6. The provisions of this Agreement shall be deemed to obligate, extend to and inure to the benefit of the successors, assigns, transferees, grantees, and indemnities of both parties to this Agreement.
7. Wherever the context so requires: the singular number shall include the plural; the plural shall include the singular; and the masculine gender shall include the feminine and neuter genders.
8. Integration. This Agreement, after full execution, acknowledgment and delivery, memorializes and constitutes the entire agreement and understanding between the parties and supersedes and replaces all prior negotiations and agreements of the parties, whether written or unwritten. Each of the parties to this Agreement acknowledges that no other party, nor any agent or attorney of any other party has made any promises, representations, or warranty whatsoever, express or implied, which is not expressly contained in this Agreement; and each party further acknowledges that he or it has not executed this Agreement in reliance upon any belief as to any fact not expressly recited hereinabove.

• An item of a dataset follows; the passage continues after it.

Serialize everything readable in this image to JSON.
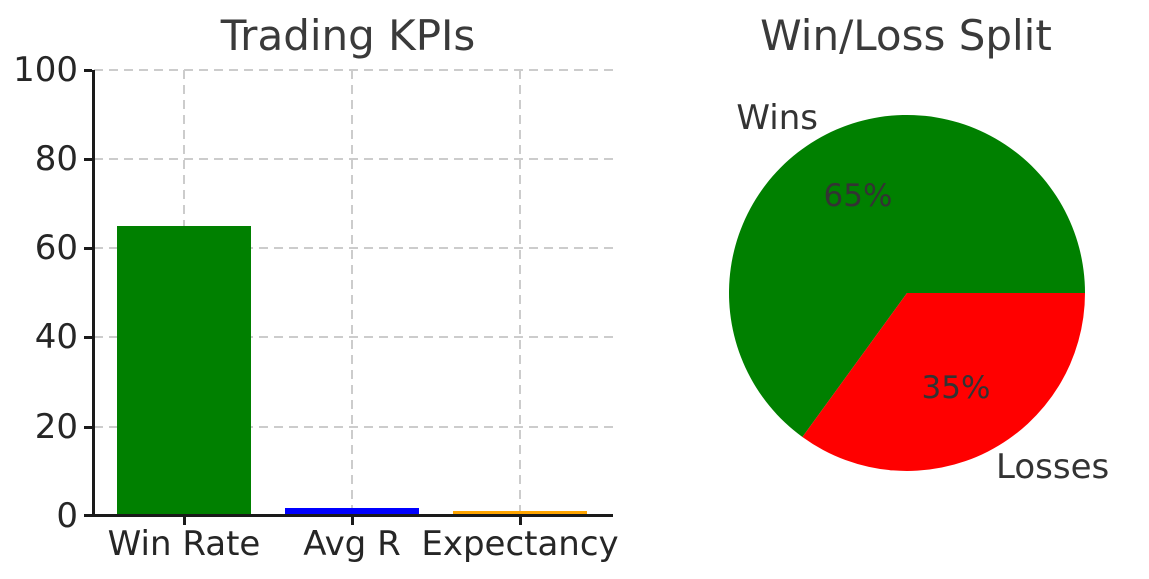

No amendment or waiver of any provision, term, or condition of this Agreement shall be effective unless the same is executed by the party against whom enforcement is sought.
9. This Agreement may be executed in any number of counterparts.
10. Binding Arbitration. Any dispute or claim arising to or in any way related to this Agreement, the purchase of the Securities and any transactions contemplated by this Agreement shall be settled by binding arbitration in Indio, California, and this Agreement and the interpretation of this Agreement shall be governed by California law. All arbitration shall be conducted in accordance with the rules and regulations of the American Arbitration Association ("AAA"). AAA shall designate an arbitrator from an approved list of arbitrators following both parties' review and deletion of those arbitrators on the approved list having a conflict of interest with either party. Each party shall pay its own expenses associated with such arbitration. A demand for arbitration shall be made within a reasonable time after the claim, dispute or other matter has arisen and in no event shall such demand be made after the date when institution of legal or equitable proceedings based on such claim, dispute or other matter in question would be barred by the applicable statutes of limitations. The decision of the arbitrators shall be rendered within 60 days of submission of any claim or dispute, shall be in writing and mailed to all the parties included in the arbitration. The decision of the arbitrator shall be binding upon the parties and judgment in accordance with that decision may be entered in any court having jurisdiction thereof. All arbitration and all matters arising out of or from the arbitration provided by this Section 10 of this Agreement shall remain confidential and neither the existence of any claim, the existence of any arbitration, or the subject matter of any dispute arising out of or related to this Agreement shall be disclosed to any third party except to legal counsel representing said party unless the other party gives its written consent to any such disclosure. THE UNDERSIGNED IRREVOCABLY WAIVES ANY RIGHT TO A JURY TRIAL.
IN WITNESS WHEREOF, I have executed this Investment Agreement this 14th day of October, 2014.
Signature: ___________________________________________________________
Title: President,
International Credit Bureau, Inc.
ACCEPTED:
______________________________
[SIGNATURE PAGE TO INVESTMENT AGREEMENT]
[The remainder of this page has been left intentionally blank.]